Since all of the other Nemiver hackers are moving on to new jobs (ok, so there’s only me and Dodji, but you can help fix that by joining us!), I figured I may as well announce my own job-related news. Last week I gave my notice at my current job, and I’ve signed a contract with Collabora to do work related to WebKit. I’m really excited to be able to spend more time hacking on free software and to have the opportunity to work with some really talented people on interesting projects. Also, it feels great to be able to escape the cubicle farm at last.
Feeling Productive
All the recent talk about tetris and canvases and animation prompted me to pick up the C++ bindings for clutter again and play around with it. I’ve added support for the clutter-cairo library and ported the ‘flowers’ demo to cluttermm.

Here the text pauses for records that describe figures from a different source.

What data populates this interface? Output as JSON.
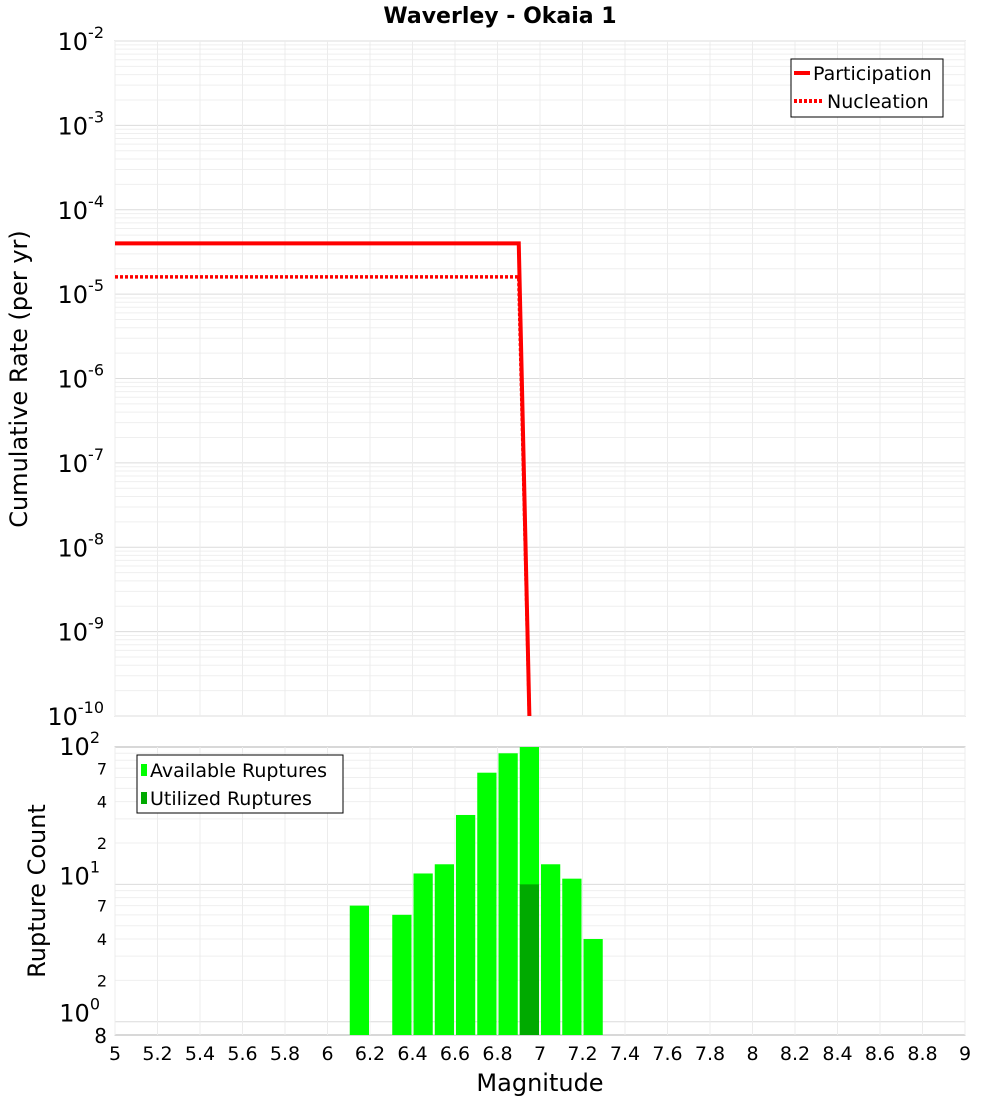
{
  "chart_data": [
    {
      "type": "line",
      "title": "Waverley - Okaia 1",
      "xlabel": "",
      "ylabel": "Cumulative Rate (per yr)",
      "xlim": [
        5,
        9
      ],
      "ylim": [
        1e-10,
        0.01
      ],
      "yscale": "log",
      "y_tick_labels": [
        {
          "base": "10",
          "exp": "-2"
        },
        {
          "base": "10",
          "exp": "-3"
        },
        {
          "base": "10",
          "exp": "-4"
        },
        {
          "base": "10",
          "exp": "-5"
        },
        {
          "base": "10",
          "exp": "-6"
        },
        {
          "base": "10",
          "exp": "-7"
        },
        {
          "base": "10",
          "exp": "-8"
        },
        {
          "base": "10",
          "exp": "-9"
        },
        {
          "base": "10",
          "exp": "-10"
        }
      ],
      "grid": true,
      "legend_position": "top-right",
      "series": [
        {
          "name": "Participation",
          "style": "solid",
          "color": "#ff0000",
          "x": [
            5,
            6.9,
            6.95
          ],
          "y": [
            4e-05,
            4e-05,
            1e-10
          ]
        },
        {
          "name": "Nucleation",
          "style": "dotted",
          "color": "#ff0000",
          "x": [
            5,
            6.9,
            6.95
          ],
          "y": [
            1.6e-05,
            1.6e-05,
            1e-10
          ]
        }
      ]
    },
    {
      "type": "bar",
      "xlabel": "Magnitude",
      "ylabel": "Rupture Count",
      "xlim": [
        5,
        9
      ],
      "ylim": [
        0.8,
        100
      ],
      "yscale": "log",
      "x_ticks": [
        "5",
        "5.2",
        "5.4",
        "5.6",
        "5.8",
        "6",
        "6.2",
        "6.4",
        "6.6",
        "6.8",
        "7",
        "7.2",
        "7.4",
        "7.6",
        "7.8",
        "8",
        "8.2",
        "8.4",
        "8.6",
        "8.8",
        "9"
      ],
      "y_major_tick_labels": [
        {
          "base": "10",
          "exp": "2"
        },
        {
          "base": "10",
          "exp": "1"
        },
        {
          "base": "10",
          "exp": "0"
        }
      ],
      "y_minor_tick_labels": [
        "7",
        "4",
        "2",
        "7",
        "4",
        "2",
        "8"
      ],
      "grid": true,
      "legend_position": "top-left",
      "series": [
        {
          "name": "Available Ruptures",
          "color": "#00ff00",
          "x": [
            6.15,
            6.35,
            6.45,
            6.55,
            6.65,
            6.75,
            6.85,
            6.95,
            7.05,
            7.15,
            7.25
          ],
          "values": [
            7,
            6,
            12,
            14,
            32,
            65,
            90,
            100,
            14,
            11,
            4
          ]
        },
        {
          "name": "Utilized Ruptures",
          "color": "#00aa00",
          "x": [
            6.95
          ],
          "values": [
            10
          ]
        }
      ]
    }
  ]
}
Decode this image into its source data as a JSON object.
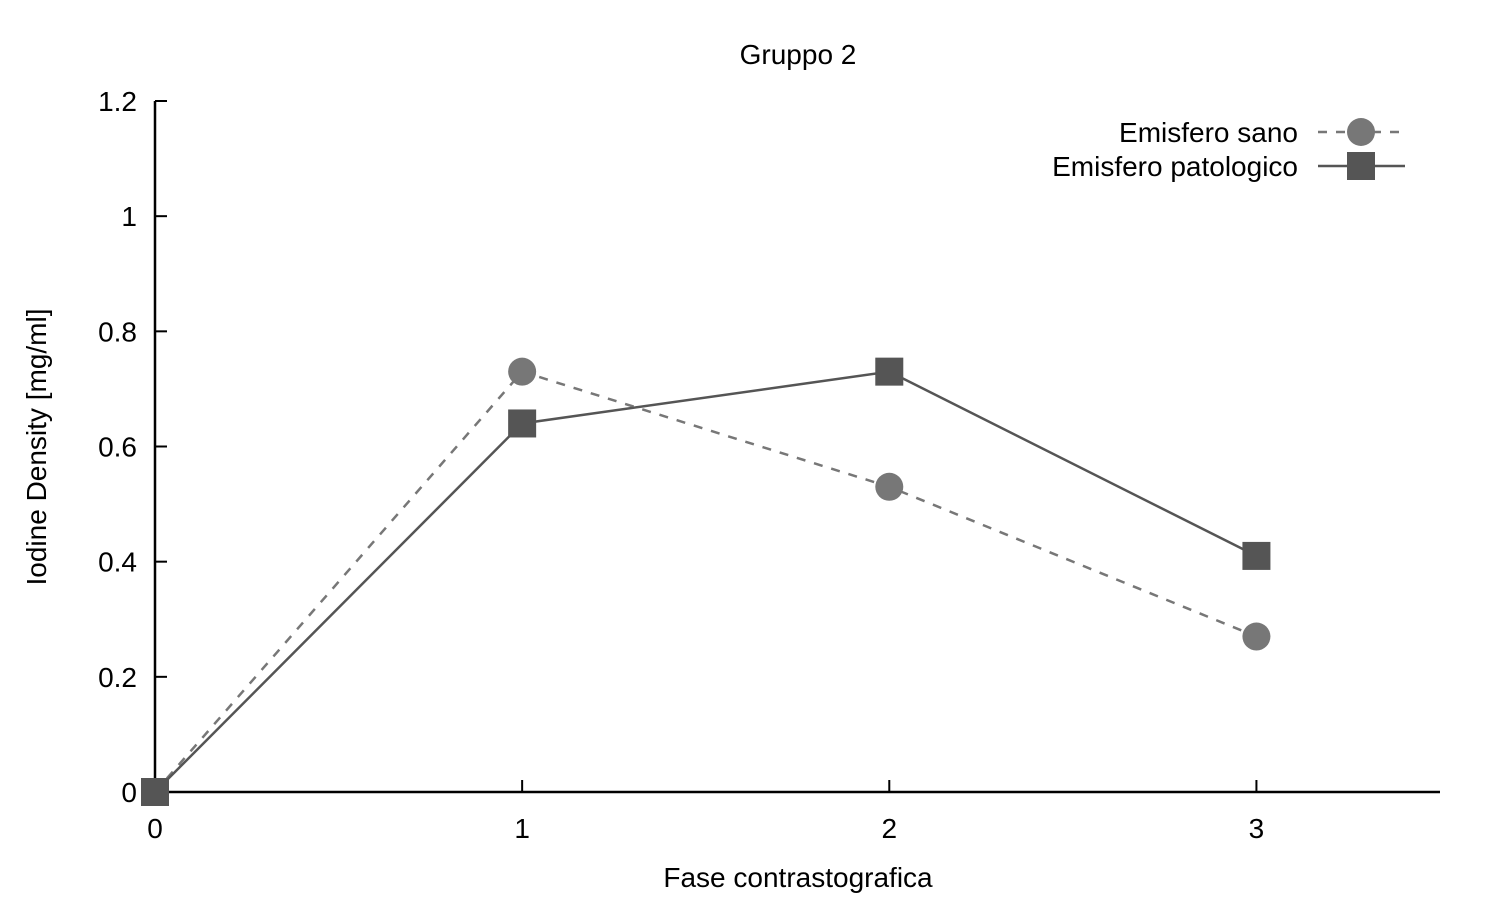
{
  "chart_data": {
    "type": "line",
    "title": "Gruppo 2",
    "xlabel": "Fase contrastografica",
    "ylabel": "Iodine Density [mg/ml]",
    "x": [
      0,
      1,
      2,
      3
    ],
    "xlim": [
      0,
      3.5
    ],
    "ylim": [
      0,
      1.2
    ],
    "xticks": [
      "0",
      "1",
      "2",
      "3"
    ],
    "yticks": [
      "0",
      "0.2",
      "0.4",
      "0.6",
      "0.8",
      "1",
      "1.2"
    ],
    "grid": false,
    "legend_position": "top-right",
    "series": [
      {
        "name": "Emisfero sano",
        "values": [
          0,
          0.73,
          0.53,
          0.27
        ],
        "color": "#777777",
        "line": "dashed",
        "marker": "circle"
      },
      {
        "name": "Emisfero patologico",
        "values": [
          0,
          0.64,
          0.73,
          0.41
        ],
        "color": "#555555",
        "line": "solid",
        "marker": "square"
      }
    ]
  }
}
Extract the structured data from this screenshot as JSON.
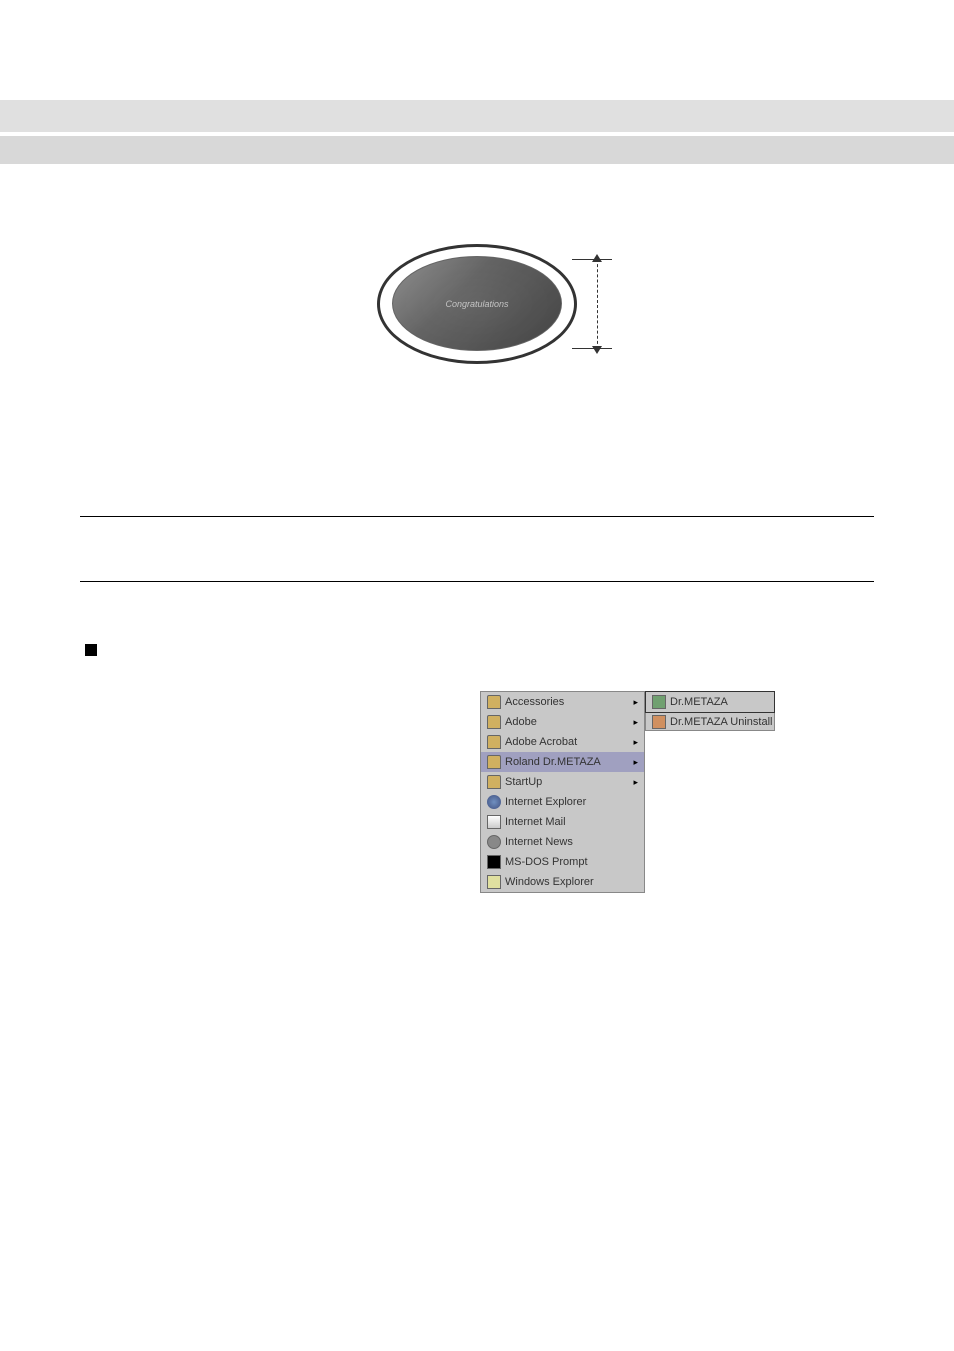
{
  "illustration": {
    "plate_text": "Congratulations"
  },
  "menu": {
    "col1": [
      {
        "label": "Accessories",
        "icon": "folder",
        "arrow": true
      },
      {
        "label": "Adobe",
        "icon": "folder",
        "arrow": true
      },
      {
        "label": "Adobe Acrobat",
        "icon": "folder",
        "arrow": true
      },
      {
        "label": "Roland Dr.METAZA",
        "icon": "folder",
        "arrow": true,
        "highlight": true
      },
      {
        "label": "StartUp",
        "icon": "folder",
        "arrow": true
      },
      {
        "label": "Internet Explorer",
        "icon": "globe",
        "arrow": false
      },
      {
        "label": "Internet Mail",
        "icon": "mail",
        "arrow": false
      },
      {
        "label": "Internet News",
        "icon": "news",
        "arrow": false
      },
      {
        "label": "MS-DOS Prompt",
        "icon": "dos",
        "arrow": false
      },
      {
        "label": "Windows Explorer",
        "icon": "explorer",
        "arrow": false
      }
    ],
    "col2": [
      {
        "label": "Dr.METAZA",
        "icon": "app",
        "bordered": true
      },
      {
        "label": "Dr.METAZA Uninstall",
        "icon": "uninstall",
        "bordered": false
      }
    ]
  },
  "colors": {
    "header_bar": "#e0e0e0",
    "header_bar2": "#d8d8d8",
    "menu_bg": "#c8c8c8",
    "menu_highlight": "#a0a0c0",
    "menu_border": "#888888",
    "black": "#000000"
  }
}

I’ve also spent some time in the past week adding a marginally useful feature to nemiver: highlighting memory values when they’ve changed since the last time the debugger stopped. Adding this functionality required some significant modifications to the shared GtkHex widget that we use, so it’s not checked into svn yet, but hopefully will be soon. I’m not sure how people did significant refactorings and API additions before tools like git-svn were available. It’s so nice to be able to try out different things and make changes locally with full version control support instead of trying to maintain a mega-patch or committing half-baked ideas to the central repository.
I also released a new version of cairomm to coincide with the 1.6 release of cairo.
Fiddling
A belated happy first birthday to my beautiful daughter. It’s been a fantastic year.
Since then it seems like I’ve been sick most of the time. Instead of doing something useful, I’ve taken to fidding on a re-write of my Agave colorscheme designer, and I’ve made a decent amount of progress. It still lacks a lot of features of the original, but it benefits from my vastly better grasp of gtkmm and related technologies. I still don’t know if I’ll ever actually get around to releasing it. It’s currently serving as a way for me to relax and take breaks from my other projects. It’s become sort of a playground for me to try out new technologies, and I think I’ve succeeded in making it nearly impossible for normal users to build as it requires quite a few very new or unreleased libraries (goocanvasmm, giomm, glibmm-utils, etc).
Here’s a little screencast of what I’ve done so far:
I’ve set up a repository on github for anybody that’s interested in playing around with it.
Also, I’ll be taking over some glibmm maintainer duties from murray after the 2.16.0 release.